Margaret R. O'Donnell
- Country (sports): GBR
- Born: 1938 (age 87–88) Liverpool, Lancashire, England
- Turned pro: 1956 (amateur tour)
- Retired: 1967

Singles
- Career record: 72-67 (52%)
- Career titles: 13

Grand Slam singles results
- Wimbledon: 2R (1959, 1961, 1964, 1965)

Doubles

Grand Slam doubles results
- Wimbledon: 3R (1959, 1965 )

Grand Slam mixed doubles results
- Wimbledon: 2R (1959)

= Margaret R. O'Donnell =

British tennis player

Margaret R. O'Donnell (born 1938 – ) is a retired British tennis player who competed at the Wimbledon Championships between 1959 and 1965. She was active from 1956 to 1967 and won 13 career singles titles.

==Career==
Margaret was born Liverpool, Lancashire, England as a junior she joined the team at Liverpool Cricket Club. She won Lancashire Junior County Championships twice in 1955.

Her career highlights include winning the North of England Hard Court Championships three times (1963, 1965–1966), the Hoylake and West Kirby Open three times (1957–1958, 1961), the Nottinghamshire Championships (1961), the Lee-on-Solent Open two times (1957–1958), Torquay Open, (1961) St. Annes Open (1962), and the Lancashire Championships (1963).

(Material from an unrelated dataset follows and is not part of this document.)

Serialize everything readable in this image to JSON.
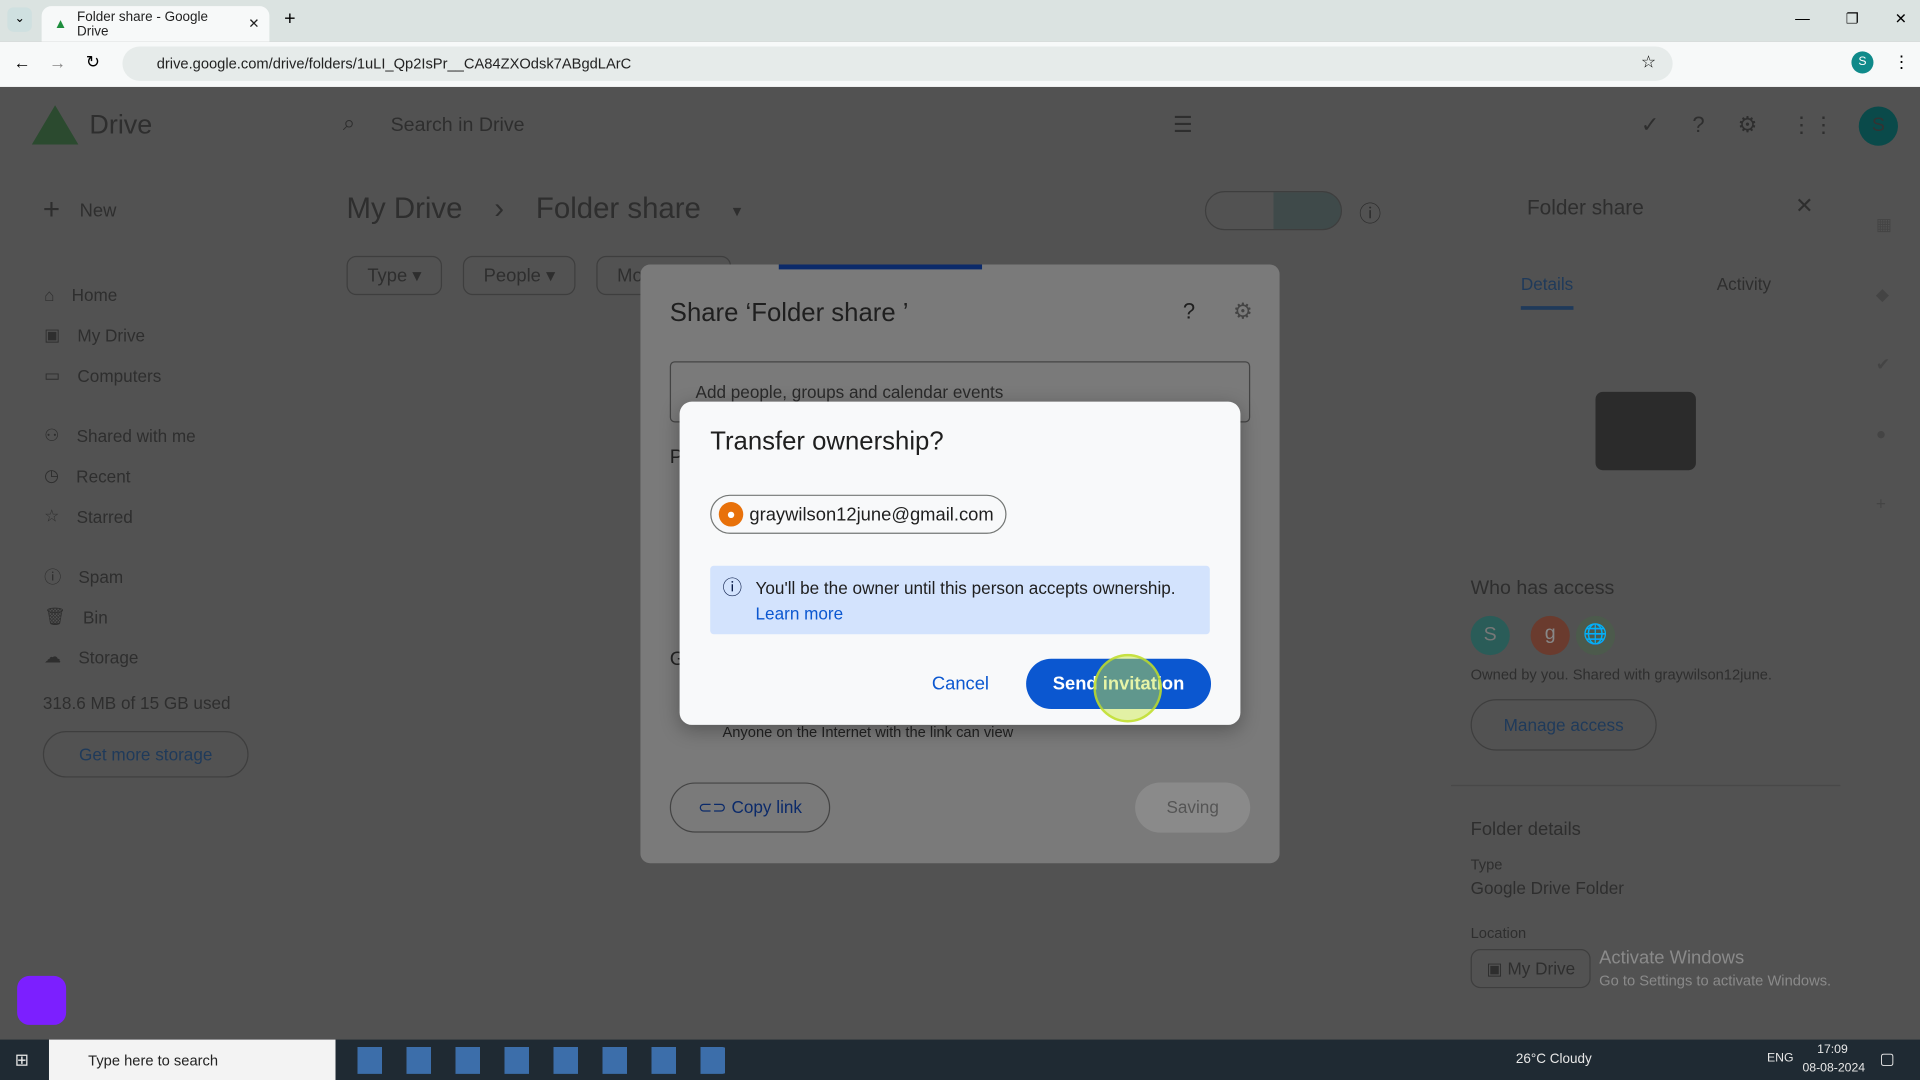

Additionally she was finalist at the Essex Championships at Frinton-on-Sea (1956), Worthing Open (1958), the Bedford Open two times, (1958–1959), Carmarthenshire Championships at Llanelli two times (1959, 1964), the Scottish Hard Court Championships at St. Andrews (1961).

She played her final tournament in 1967 at the Winchester Open in England where she reached the final, before losing to Britain's Anthea Rigby.